Embarassment is for friends! Either the NHS pays for the test or it is a promotional ploy. The form you sign at the end is so they can be oaid. Demand (nicely) the precription and tell them you will not be purchasing today - you have 'other shops' to look at!

Good luck!

That’s interesting, I had not heard of that option. The high street multis are franchises and very variable. Get a good one and they are fine but the next time you visit it may have changed hands and you end up with pot luck with no way of knowing how competent they are. That said, I have had better results from them than the privately owned businesses together with lower prices and more options.

in reply to

Hi Rennatk

Thank you for your reply. Visiting my optician only once a year It is not really surprising that in the 10 years or so I have been with them I have not seen the same optometrist or technicians twice. And like you say, you never get to know how capable and interested they are until after the test. It also makes the whole affair very impersonal while I found the visit at the Charity concern friendly and easy-going and the meeting with the ophthalmologist very relaxing, even using first names during our conversation. Well, slight correction, I did not have the nerve to call him 'Barry'.

By the way, these eye tests too are paid by NHS if you qualify.

in reply to

Is the charity a nationwide one?

in reply to

I am not sure. Ours is called The Partially Sighted Society. I am sure there must be similar concerns nation wide.

in reply to

Ayay. Thanks, I will look around and mention it to my local MS Group. They are pretty knowledgeable.

in reply to

Just to add that the Ophthalmologist gives only one day a month of his time to the charity. So it is not a regular service. The rest of the time he works in a hospital.

yotboy profile image
yotboy in reply to

Assuming you have a large High Street, go to one on the NHS a nd another on a free promotional offer. Take the prescription from one and show it to the other -after the test.

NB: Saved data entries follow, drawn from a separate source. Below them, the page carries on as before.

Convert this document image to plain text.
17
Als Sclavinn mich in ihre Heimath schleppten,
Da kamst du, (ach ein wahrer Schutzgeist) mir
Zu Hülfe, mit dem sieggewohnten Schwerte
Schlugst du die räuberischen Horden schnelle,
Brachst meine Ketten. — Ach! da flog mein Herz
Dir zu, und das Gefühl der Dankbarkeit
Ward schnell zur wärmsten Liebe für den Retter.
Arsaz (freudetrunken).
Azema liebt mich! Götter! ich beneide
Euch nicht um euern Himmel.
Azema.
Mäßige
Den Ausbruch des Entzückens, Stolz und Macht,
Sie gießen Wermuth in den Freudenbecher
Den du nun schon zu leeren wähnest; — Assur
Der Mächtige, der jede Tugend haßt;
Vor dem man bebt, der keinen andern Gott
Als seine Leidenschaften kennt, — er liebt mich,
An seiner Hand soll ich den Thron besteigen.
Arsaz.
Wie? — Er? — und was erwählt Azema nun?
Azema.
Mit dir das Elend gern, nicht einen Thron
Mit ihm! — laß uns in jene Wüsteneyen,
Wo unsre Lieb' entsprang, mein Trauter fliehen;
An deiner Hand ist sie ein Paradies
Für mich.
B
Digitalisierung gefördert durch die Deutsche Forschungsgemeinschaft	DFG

All's fair in love, war, and the High Street. Like most, I was ripped off for years with the sales staff twisting my perfectly good frames this way and that way to 'show' I needed new ones. These are off the shelf lenses that are simply cut to your dimensions. The clever bit is the prescription, which is always done by a qualified optometrist - not the sales staff.

I have 'mystery shopped' opticians, where for the purpose of the report, one has to detail one's experience at each stage of the process- all strictly 'covert' of course. On one occasion (where I got 'free specs as part of the mystery shopping payment), I returned to collect the specs and the Manager asked me how my experience was with them.

I was able to give her a detailed and rather unfavourable account of what happend to me from the moment I made the appoinntment up to the moment I closed my order with them!

I have not (yet) been back!

in reply to yotboy

Indeed, frames are another sore point with me. In my experience too, the High Street seems to refuse putting new lenses into existing frames even if they are perfectly OK. They use all sorts excuses and tell me that it costs almost as much. But at around £100 a year? And that is with the benefit of Pension Credit. And they are by no means the top of the range. What a waste! What a rip-off!

yotboy profile image
yotboy in reply to

Get the prescription and buy on line. Google 'glasses on line' or (at the risk of being censured ) goggles4u.com. You can practice entering the prescription and choosing frames without making a purcchase.

Am I imagining things or did I see some time ago an online lens provider offering to fit lenses into existing frames?

I have been using a high st franchise and they have been good so far over several years as far as prescription is concerned but I am due there in the v near future and wonder if there have been changes.

One thing I have found with several providers is that due to my wide ranging prescription it is very common for me to have to have lenses remade to get the distant and close vision bands deep enough.

I wonder too if anyone has experience of the variable lens specs. I am unable to use any off the shelf readers. The quality of the variable ones looks suspect to me though.